Bu anda ne düşmek dalğalara,
Bu anda ne Kavğa, ne Hürriyyet, ne Karım.
Toprak, güneş ve ben… Baxtiyarım…
Мы сидели на земле под яркими солнечными лучами, проникавшими через стальную арестантскую решетку над нашими головами. Каждый был в своих раздумьях. Я первым перебил его мысли.
- Мурад, откуда ты родом? Есть ли у тебя дети?
- Я из Малатьи. Конечно же, есть дети. Сын и дочь. Они ничего не знают про меня. 5 месяцев никакой связи.
- Это стихотворение Назыма Хикмета очень грустное. Кажется, он написал его в тюрьме?
- Да, у него была трагическая судьба. Стремление к истине – потребность каждого человека. Но порой людям приходится жертвовать многим во имя этой самой истины. Назым пожертвовал собой ради истины. Он провел в тюремном заключении 13 лет! В 1938 году его приговорили к 35 годам. И самые лучшие свои произведения Назым Хикмет написал в тюрьме. Я знаю наизусть его «Панораму человека», и конечно же, «Легенду о любви». До женитьбы я часто читал своей возлюбленной отрывки из этой поэмы.
- Я был на его могиле в Москве на Новодевичьем кладбище, - неожиданно признался я, и почувствовал возросший интерес своего собеседника, - Знаешь, какая надпись высечена на его надгробном памятнике? «Человек, идущий против ветра», и высечен образ из этого знаменитого стихотворения великого коммунистического поэта.

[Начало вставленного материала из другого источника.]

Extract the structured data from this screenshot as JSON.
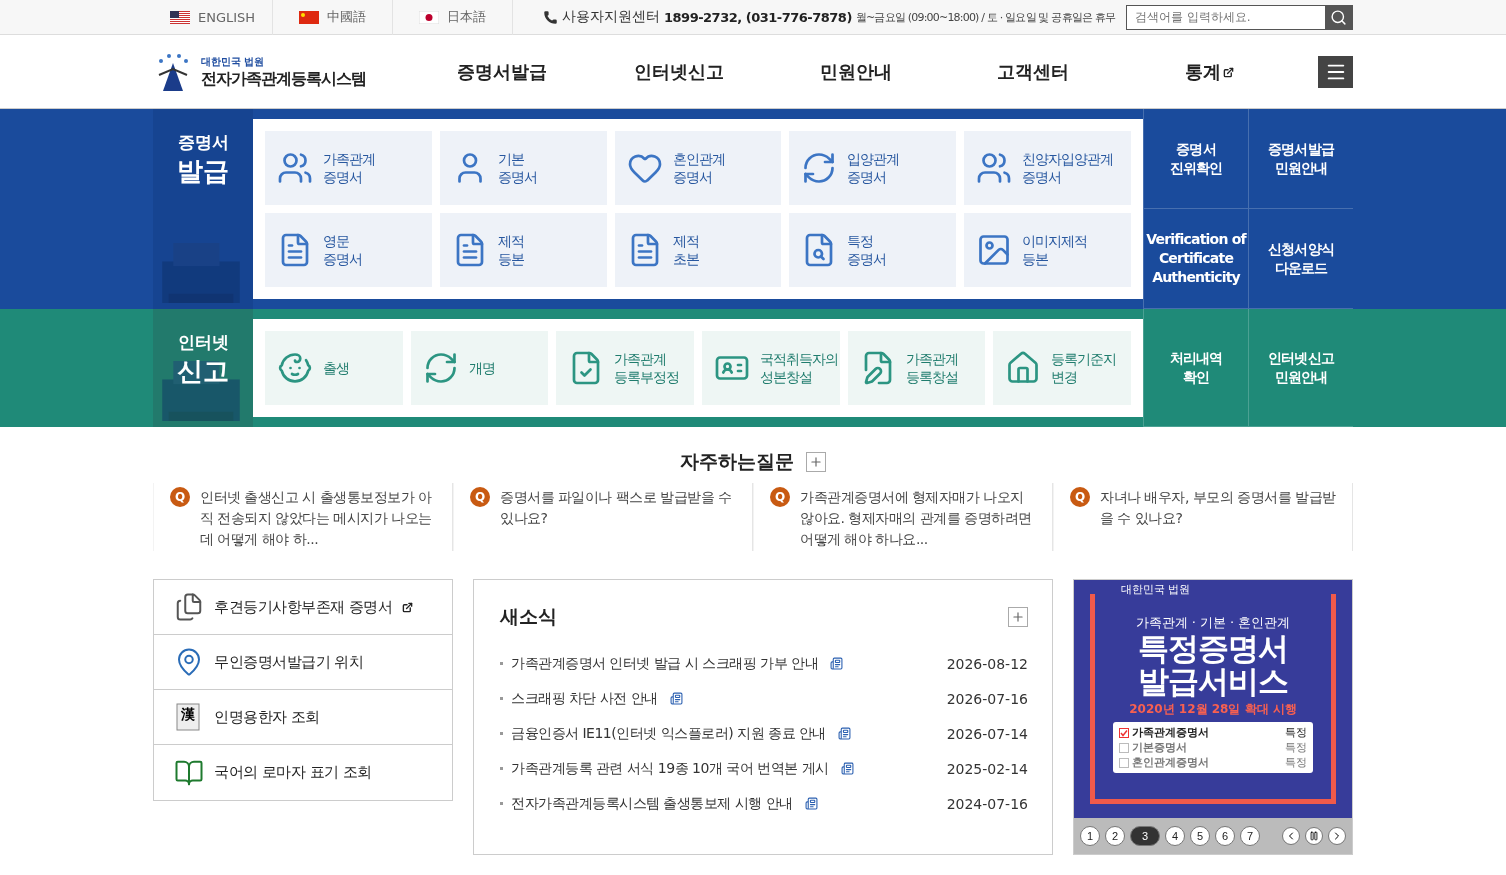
{
  "top_bar": {
    "languages": [
      {
        "label": "ENGLISH"
      },
      {
        "label": "中國語"
      },
      {
        "label": "日本語"
      }
    ],
    "helpdesk": {
      "label": "사용자지원센터",
      "phones": "1899-2732, (031-776-7878)",
      "hours": "월~금요일 (09:00~18:00) / 토 · 일요일 및 공휴일은 휴무"
    },
    "search": {
      "placeholder": "검색어를 입력하세요."
    }
  },
  "header": {
    "logo_small": "대한민국 법원",
    "logo_title": "전자가족관계등록시스템",
    "nav": [
      {
        "label": "증명서발급",
        "external": false
      },
      {
        "label": "인터넷신고",
        "external": false
      },
      {
        "label": "민원안내",
        "external": false
      },
      {
        "label": "고객센터",
        "external": false
      },
      {
        "label": "통계",
        "external": true
      }
    ]
  },
  "sections": [
    {
      "kind": "issue",
      "title_top": "증명서",
      "title_main": "발급",
      "tiles": [
        {
          "line1": "가족관계",
          "line2": "증명서"
        },
        {
          "line1": "기본",
          "line2": "증명서"
        },
        {
          "line1": "혼인관계",
          "line2": "증명서"
        },
        {
          "line1": "입양관계",
          "line2": "증명서"
        },
        {
          "line1": "친양자입양관계",
          "line2": "증명서"
        },
        {
          "line1": "영문",
          "line2": "증명서"
        },
        {
          "line1": "제적",
          "line2": "등본"
        },
        {
          "line1": "제적",
          "line2": "초본"
        },
        {
          "line1": "특정",
          "line2": "증명서"
        },
        {
          "line1": "이미지제적",
          "line2": "등본"
        }
      ],
      "links": [
        {
          "lines": [
            "증명서",
            "진위확인"
          ]
        },
        {
          "lines": [
            "증명서발급",
            "민원안내"
          ]
        },
        {
          "lines": [
            "Verification of",
            "Certificate",
            "Authenticity"
          ]
        },
        {
          "lines": [
            "신청서양식",
            "다운로드"
          ]
        }
      ]
    },
    {
      "kind": "report",
      "title_top": "인터넷",
      "title_main": "신고",
      "tiles": [
        {
          "line1": "출생"
        },
        {
          "line1": "개명"
        },
        {
          "line1": "가족관계",
          "line2": "등록부정정"
        },
        {
          "line1": "국적취득자의",
          "line2": "성본창설"
        },
        {
          "line1": "가족관계",
          "line2": "등록창설"
        },
        {
          "line1": "등록기준지",
          "line2": "변경"
        }
      ],
      "links": [
        {
          "lines": [
            "처리내역",
            "확인"
          ]
        },
        {
          "lines": [
            "인터넷신고",
            "민원안내"
          ]
        }
      ]
    }
  ],
  "faq": {
    "title": "자주하는질문",
    "items": [
      {
        "badge": "Q",
        "text": "인터넷 출생신고 시 출생통보정보가 아직 전송되지 않았다는 메시지가 나오는데 어떻게 해야 하..."
      },
      {
        "badge": "Q",
        "text": "증명서를 파일이나 팩스로 발급받을 수 있나요?"
      },
      {
        "badge": "Q",
        "text": "가족관계증명서에 형제자매가 나오지 않아요. 형제자매의 관계를 증명하려면 어떻게 해야 하나요..."
      },
      {
        "badge": "Q",
        "text": "자녀나 배우자, 부모의 증명서를 발급받을 수 있나요?"
      }
    ]
  },
  "quick_links": [
    {
      "label": "후견등기사항부존재 증명서",
      "external": true
    },
    {
      "label": "무인증명서발급기 위치",
      "external": false
    },
    {
      "label": "인명용한자 조회",
      "hanja": "漢",
      "external": false
    },
    {
      "label": "국어의 로마자 표기 조회",
      "external": false
    }
  ],
  "news": {
    "title": "새소식",
    "items": [
      {
        "title": "가족관계증명서 인터넷 발급 시 스크래핑 가부 안내",
        "date": "2026-08-12"
      },
      {
        "title": "스크래핑 차단 사전 안내",
        "date": "2026-07-16"
      },
      {
        "title": "금융인증서 IE11(인터넷 익스플로러) 지원 종료 안내",
        "date": "2026-07-14"
      },
      {
        "title": "가족관계등록 관련 서식 19종 10개 국어 번역본 게시",
        "date": "2025-02-14"
      },
      {
        "title": "전자가족관계등록시스템 출생통보제 시행 안내",
        "date": "2024-07-16"
      }
    ]
  },
  "banner": {
    "brand": "대한민국 법원",
    "subtitle": "가족관계 · 기본 · 혼인관계",
    "headline1": "특정증명서",
    "headline2": "발급서비스",
    "date": "2020년 12월 28일 확대 시행",
    "options": [
      {
        "label": "가족관계증명서",
        "checked": true,
        "mark": "특정"
      },
      {
        "label": "기본증명서",
        "checked": false,
        "mark": "특정"
      },
      {
        "label": "혼인관계증명서",
        "checked": false,
        "mark": "특정"
      }
    ],
    "pages": [
      {
        "label": "1",
        "selected": false
      },
      {
        "label": "2",
        "selected": false
      },
      {
        "label": "3",
        "selected": true
      },
      {
        "label": "4",
        "selected": false
      },
      {
        "label": "5",
        "selected": false
      },
      {
        "label": "6",
        "selected": false
      },
      {
        "label": "7",
        "selected": false
      }
    ]
  }
}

Моя последняя фраза пришлась не по душе турецкому исламисту. Ведь исламисты в Турции традиционно находились в антагонизме с левыми, особенно после событий 70-х годов прошлого столетия. Могли бы мы вообразить в тот миг, что пройдет какой-то год с лишним после нашей беседы, и в январе 2009 года правительство Эрдогана посмертно реабилитирует великого поэта. Коммунист – романтик, который стал жертвой произвола просвещенного авторитаризма – кемализма, нашел посмертное признание в исламской Турции, хотя и запоздалое. Но сколько еще осталось непризнанных и оклеветанных людей, которые неизменно шли против ветра на пути к истине?

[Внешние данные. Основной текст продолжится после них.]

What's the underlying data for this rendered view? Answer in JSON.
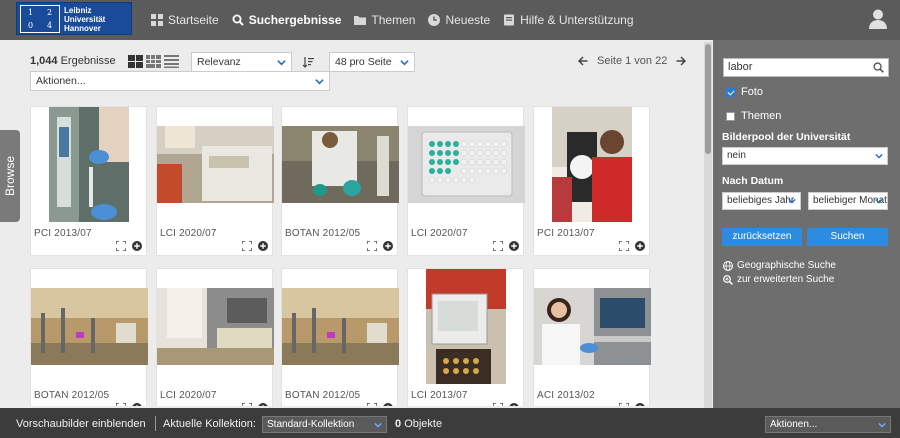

НАШИ СЛОВА - ЭТО ИХ ПОРАЖЕНИЕ
Я запомнил это стихотворение, пронес его в своей памяти через долгие годы тюремной жизни. И каждое утро, вставая со своей тюремной койки, поднимая глаза ввысь и смотря на небеса, Солнце, проникнутые болью к страданиям арестанта слова Хикмета вырывались из уст моих. Я воспевал горечь утраты свободы, а на меня отовсюду смотрели влажные от слез глаза зэков, выражающие боль и страдание.
Я перенесся в свой мир добра, зла, сказочных, книжных героев – героев вымышленных и реальных. Мне удалось создать свой мир, сохранить его целостность и многообразие. Изредка меня возвращали в мир тюремной обыденности, но я вырывался из этой клоаки, чтобы спасти высоту и крепость духа.

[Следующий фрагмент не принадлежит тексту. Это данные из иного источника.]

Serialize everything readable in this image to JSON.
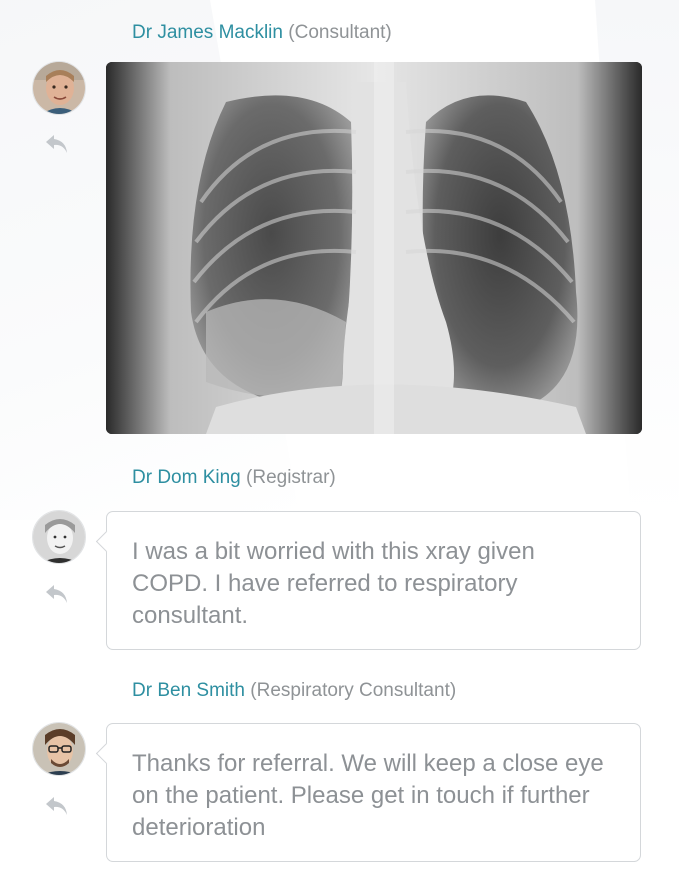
{
  "messages": [
    {
      "sender_name": "Dr James Macklin",
      "sender_role": "(Consultant)",
      "attachment_icon": "chest-xray-image",
      "avatar_icon": "avatar-james-macklin",
      "reply_icon": "reply-icon"
    },
    {
      "sender_name": "Dr Dom King",
      "sender_role": "(Registrar)",
      "text": "I was a bit worried with this xray given COPD. I have referred to respiratory consultant.",
      "avatar_icon": "avatar-dom-king",
      "reply_icon": "reply-icon"
    },
    {
      "sender_name": "Dr Ben Smith",
      "sender_role": "(Respiratory Consultant)",
      "text": "Thanks for referral. We will keep a close eye on the patient. Please get in touch if further deterioration",
      "avatar_icon": "avatar-ben-smith",
      "reply_icon": "reply-icon"
    }
  ],
  "colors": {
    "sender_name": "#2e8fa1",
    "role": "#8f9396",
    "message_text": "#8d9195",
    "bubble_border": "#d4d7da"
  }
}
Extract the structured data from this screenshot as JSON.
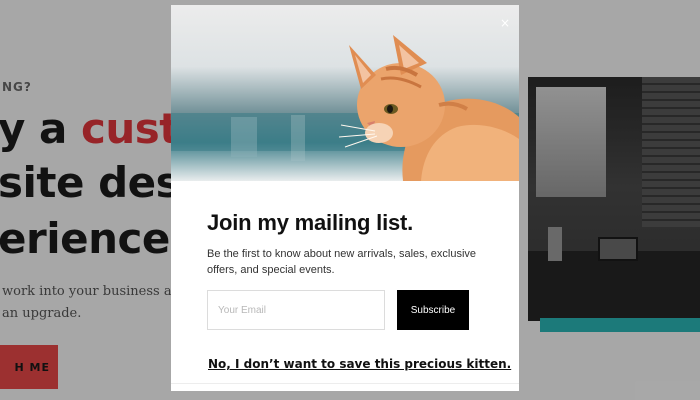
{
  "background_page": {
    "eyebrow": "NG?",
    "headline_line1_prefix": "y a ",
    "headline_line1_accent": "custo",
    "headline_line2": "site desi",
    "headline_line3": "erience",
    "body_line1": "work into your business and yo",
    "body_line2": "an upgrade.",
    "cta_label": "H ME",
    "accent_color": "#e2373c",
    "teal_color": "#2bb7b7"
  },
  "modal": {
    "close_icon": "×",
    "title": "Join my mailing list.",
    "description": "Be the first to know about new arrivals, sales, exclusive offers, and special events.",
    "email": {
      "placeholder": "Your Email",
      "value": ""
    },
    "subscribe_label": "Subscribe",
    "decline_label": "No, I don’t want to save this precious kitten.",
    "hero_image": "kitten-photo"
  }
}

Я много думал о писательском долге и об ответственности журналиста. Часто задумывался над вопросом – в самом деле, какова разница между писателем и журналистом? И в диалогах с самим собой приходил к непростому резюме - в отношении к молчанию. Журналист не может молчать, не имеет морального права. Писатель же может прибегнуть к молчанию, как к форме протеста. Вспомним Маркеса, заявившего на весь мир в начале 80-х годов прошлого века о своем молчании в знак протеста против репрессий военной хунты Пиночета. Даже самые великие писатели избирают молчание, как самую высшую форму творческого протеста. Но лучше всех смысл этой формы протеста смог объяснить советский писатель-диссидент Виктор Астафьев, который, как и Маркес, как и десяток других великих имен, избрали молчание, как лучшую форму сопротивления тоталитаризму. Астафьев считал, что «как бы хорошо набраться мужества и бросить писать не от трусости, а от полного сознания бесполезности этого дела».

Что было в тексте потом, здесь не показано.